Но его светлости не было угодно ударить. Фрау Бах научила его, что сильный никогда не должен бить слабого. А Хорстль был в этой компании не только самым старшим по годам, но и самым сильным. Ведь он столько лет передвигался на четвереньках, и у него были очень сильные руки. Он никого не трогал. Это радовало родителей его новых дружков и огорчало профессора Вайде и господина фон Тэраха. Во-первых, потому, что, по его убеждению, любой немецкий мальчик должен быть агрессивен. Немецкий мальчик не должен ждать, пока его ударят. Он должен всегда быть готов ударить первым. Во-вторых, потому, что Хорстль был совсем не любой немецкий мальчик. Он должен с детских лет привыкнуть к тому, что рожден быть господином, повелевать теми немецкими бывшими мальчиками, которые рождены для того, чтобы почитать своих хозяев и повиноваться им самозабвенно, с истинно прусским упоением. А у Хорстля проскальзывали тревожные симптомы низкопробного плебейского демократизма. Мальчикам его круга и его лет уже свойственно проявлять волю к власти, а Хорстль не проявлял.

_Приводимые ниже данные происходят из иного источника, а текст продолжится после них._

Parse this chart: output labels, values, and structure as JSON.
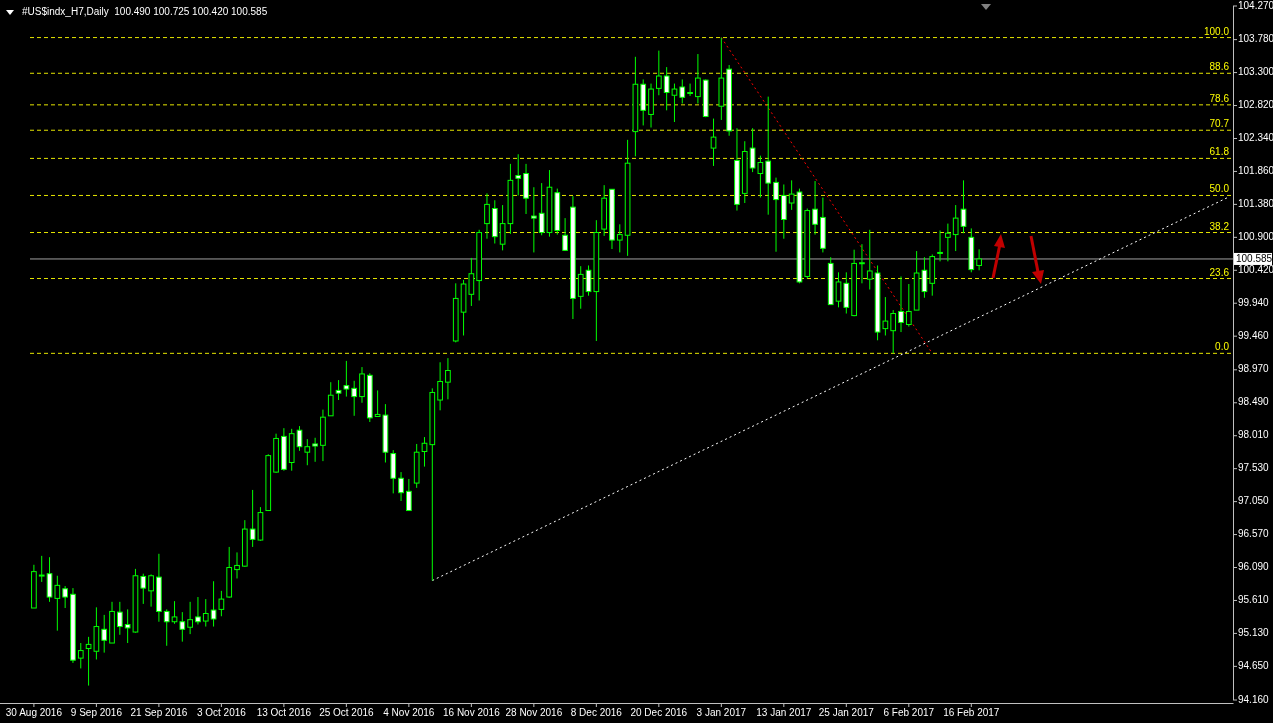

Мальчики научились не смеяться над его младенческой дикцией, а потом и сами стали говорить, как он, исковерканными словами, коротенькими, неуклюжими фразами. И они, возможно, и вовсе разучились бы правильно говорить, если бы 27 июля не открылся наконец пансионат для сирот заслуженных лиц германской расы под гордым названием «Виввергейм».
На торжественное открытие понаехало из Мюнхена множество важных особ, в том числе несколько высших чинов американской военной администрации. Молебен служил один из самых блестящих прелатов Мюнхенской епархии. Все двадцать воспитанников «Вивваргейма» были выстроены в четыре ряда и пели ангельскими голосами. Они были в новенькой форме, придуманной для них самим господином фон Тэрахом. Хорстль стоял в заднем ряду, единственный двенадцатилетний среди девятнадцати девятилетних мальчиков. Он выделялся среди них ростом и чудовищным отсутствием слуха. К тому же он не знал ни одной молитвы. Но он, как мы уже знаем, обожал подпевать. Его густой и красивый альт то и дело выскакивал из слаженного хора, как мощный чертополох над грядкой с салатом.
Это было в высшей степени трогательно и непередаваемо смешно.
Дом под зеленой крышей после капитальной перестройки вонял олифой и паркетной мастикой. В дортуарах воспитанников ждали двадцать новехоньких коек, заправленных с суровым щегольством прусских кадетских корпусов. В классных комнатах застыли в полной боевой готовности батареи черных, отполированных до мраморного блеска парт. На стенах залегли на исходных позициях «изречения великих немцев». Девять отрядов цифр держали железное равнение на крупнокалиберной таблице умножения. Она подавляла своей достоверностью висевшую рядом с нею карту Германии. Эта карта шла в описи имущества «Виввергейма» под рубрикой «географические карты», что было большой натяжкой. Скорее ее можно было бы назвать игральной картой, одной из тех, что изготовлены были для обреченной на проигрыш азартной игры, в которой ставкой будет само существование немецкого народа.